Джия постукивает ногой по полу, всем своим видом показывая, что хотела бы очутиться в другом месте.
— Мне нужно идти.
Марин, так и не поняв, как действовать дальше, резко произносит:
— Это не должно повториться.
Она не собирается играть с дочерью в детскую игру «Двадцать вопросов», раз та точно знает ответ, но отказывается говорить.
— А сейчас скажи мне, кто избил тебя.
— Это моя жизнь.
Диван уже не может служить ей убежищем. Джия встает и подходит к письменному столу. Она берет в руки собственную фотографию, на которой запечатлена в возрасте пяти лет. Тогда она завоевала свой первый трофей — пришла третьей в заплыве. Едва не лопнувшие от гордости родители наснимали целую пленку.

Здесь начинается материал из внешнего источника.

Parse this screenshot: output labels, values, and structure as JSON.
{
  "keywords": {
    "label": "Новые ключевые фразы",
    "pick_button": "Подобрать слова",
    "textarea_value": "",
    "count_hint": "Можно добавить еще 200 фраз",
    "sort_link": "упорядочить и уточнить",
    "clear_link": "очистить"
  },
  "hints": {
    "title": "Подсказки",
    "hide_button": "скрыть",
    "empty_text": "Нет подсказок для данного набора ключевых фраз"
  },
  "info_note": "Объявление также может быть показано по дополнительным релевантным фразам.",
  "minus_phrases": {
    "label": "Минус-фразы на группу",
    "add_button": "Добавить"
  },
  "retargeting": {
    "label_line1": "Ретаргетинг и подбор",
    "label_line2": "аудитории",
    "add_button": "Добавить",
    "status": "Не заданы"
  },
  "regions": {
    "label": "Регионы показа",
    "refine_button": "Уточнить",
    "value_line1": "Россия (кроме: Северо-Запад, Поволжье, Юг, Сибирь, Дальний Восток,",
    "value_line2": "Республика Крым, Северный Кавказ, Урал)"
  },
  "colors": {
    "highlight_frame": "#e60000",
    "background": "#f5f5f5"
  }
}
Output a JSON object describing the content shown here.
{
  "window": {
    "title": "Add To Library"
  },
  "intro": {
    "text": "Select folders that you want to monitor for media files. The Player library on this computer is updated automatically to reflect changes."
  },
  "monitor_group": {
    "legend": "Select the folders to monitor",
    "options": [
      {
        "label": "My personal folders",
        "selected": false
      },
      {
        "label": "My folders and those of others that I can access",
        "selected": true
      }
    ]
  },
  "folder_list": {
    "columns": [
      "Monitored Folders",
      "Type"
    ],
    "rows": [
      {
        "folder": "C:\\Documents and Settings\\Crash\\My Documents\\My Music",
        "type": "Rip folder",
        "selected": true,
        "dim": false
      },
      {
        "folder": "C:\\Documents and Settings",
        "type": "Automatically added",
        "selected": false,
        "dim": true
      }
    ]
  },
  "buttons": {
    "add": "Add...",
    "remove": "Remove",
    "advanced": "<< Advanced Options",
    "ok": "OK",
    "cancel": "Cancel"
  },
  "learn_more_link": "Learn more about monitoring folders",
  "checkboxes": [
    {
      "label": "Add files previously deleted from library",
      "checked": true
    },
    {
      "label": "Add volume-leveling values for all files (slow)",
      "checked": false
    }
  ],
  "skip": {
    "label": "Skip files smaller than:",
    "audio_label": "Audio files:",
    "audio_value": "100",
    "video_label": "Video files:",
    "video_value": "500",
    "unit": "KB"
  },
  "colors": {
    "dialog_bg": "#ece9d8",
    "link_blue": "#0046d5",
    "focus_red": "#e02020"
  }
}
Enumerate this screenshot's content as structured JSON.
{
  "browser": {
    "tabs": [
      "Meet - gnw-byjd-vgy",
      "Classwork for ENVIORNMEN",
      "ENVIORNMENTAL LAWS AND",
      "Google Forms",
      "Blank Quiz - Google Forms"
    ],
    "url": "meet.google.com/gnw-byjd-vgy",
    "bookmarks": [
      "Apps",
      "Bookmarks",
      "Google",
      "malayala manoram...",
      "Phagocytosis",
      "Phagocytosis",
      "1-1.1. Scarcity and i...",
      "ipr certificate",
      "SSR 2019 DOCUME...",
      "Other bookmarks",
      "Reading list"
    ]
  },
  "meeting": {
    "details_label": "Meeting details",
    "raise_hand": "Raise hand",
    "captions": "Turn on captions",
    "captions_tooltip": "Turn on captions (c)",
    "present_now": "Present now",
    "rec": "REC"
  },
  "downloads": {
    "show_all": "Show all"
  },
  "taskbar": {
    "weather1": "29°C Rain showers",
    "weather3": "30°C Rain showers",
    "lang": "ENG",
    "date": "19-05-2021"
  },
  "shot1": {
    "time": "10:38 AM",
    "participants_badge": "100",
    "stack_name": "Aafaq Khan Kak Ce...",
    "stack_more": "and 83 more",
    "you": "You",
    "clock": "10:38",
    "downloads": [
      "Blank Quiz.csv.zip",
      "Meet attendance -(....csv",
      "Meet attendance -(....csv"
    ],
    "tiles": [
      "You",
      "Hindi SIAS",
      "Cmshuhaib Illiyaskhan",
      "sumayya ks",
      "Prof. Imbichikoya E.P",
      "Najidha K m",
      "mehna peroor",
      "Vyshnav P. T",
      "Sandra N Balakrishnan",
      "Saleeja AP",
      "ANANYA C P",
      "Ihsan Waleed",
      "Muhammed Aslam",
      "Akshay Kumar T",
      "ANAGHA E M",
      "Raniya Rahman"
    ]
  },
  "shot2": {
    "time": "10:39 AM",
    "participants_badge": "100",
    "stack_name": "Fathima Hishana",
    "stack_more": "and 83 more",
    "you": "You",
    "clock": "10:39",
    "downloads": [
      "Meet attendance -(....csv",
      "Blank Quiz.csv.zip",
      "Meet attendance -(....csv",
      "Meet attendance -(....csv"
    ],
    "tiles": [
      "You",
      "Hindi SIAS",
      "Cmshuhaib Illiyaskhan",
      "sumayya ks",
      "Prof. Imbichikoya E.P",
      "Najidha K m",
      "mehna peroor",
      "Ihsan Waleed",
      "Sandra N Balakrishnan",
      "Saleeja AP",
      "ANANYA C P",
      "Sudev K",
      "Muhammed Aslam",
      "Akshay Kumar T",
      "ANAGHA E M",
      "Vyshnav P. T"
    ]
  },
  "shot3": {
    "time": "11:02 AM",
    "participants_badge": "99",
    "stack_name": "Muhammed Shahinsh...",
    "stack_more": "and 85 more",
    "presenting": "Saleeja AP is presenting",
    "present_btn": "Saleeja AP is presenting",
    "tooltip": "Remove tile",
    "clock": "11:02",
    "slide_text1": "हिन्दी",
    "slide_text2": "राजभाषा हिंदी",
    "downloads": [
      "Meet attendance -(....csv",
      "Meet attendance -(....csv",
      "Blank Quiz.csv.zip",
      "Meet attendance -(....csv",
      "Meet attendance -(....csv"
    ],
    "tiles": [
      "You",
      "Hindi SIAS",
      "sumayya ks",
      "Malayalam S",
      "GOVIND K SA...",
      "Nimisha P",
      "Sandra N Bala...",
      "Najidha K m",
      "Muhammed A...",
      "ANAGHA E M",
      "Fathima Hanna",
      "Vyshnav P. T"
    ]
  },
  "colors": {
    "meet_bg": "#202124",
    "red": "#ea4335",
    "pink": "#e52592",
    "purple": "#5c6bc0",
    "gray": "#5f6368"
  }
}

Марин берет фотографию из ее рук и смотрит на нее. Снимок показывает, какой должна быть жизнь Джии: успех везде и всюду.
— Джия, послушай!
— Нам не о чем разговаривать.
И, не сказав больше ни слова, она выходит из комнаты, оставив Марин смотреть в пустоту.
Соня
Я езжу по городу, старательно избегая больницы, и все же, сама того не желая, приезжаю туда. Обычно я сижу на больничной парковке и смотрю на здание, в котором находится мой отец. Иногда, когда я не в состоянии сопротивляться самой себе, я вхожу в больницу. Я борюсь с желанием увидеть отца. Какая-то часть меня отказывается поверить, что он болен, что он не в состоянии двигаться и говорить. Посещая его, я убеждаюсь, что он все еще парализован и не может напасть на меня. Это невозможно принять. Его власть над нами была всеобъемлющей, его влияние на нас — беспредельным. Скажи мне кто-нибудь, что наша история закончится таким вот образом, я бы рассмеялась. Ответила бы, что это невозможно. Мне было предназначено находиться в конце бесконечной цепочки людей, стремящихся к счастью, а он… Ну, он был тем, кто требовал, чтобы я осталась там навсегда.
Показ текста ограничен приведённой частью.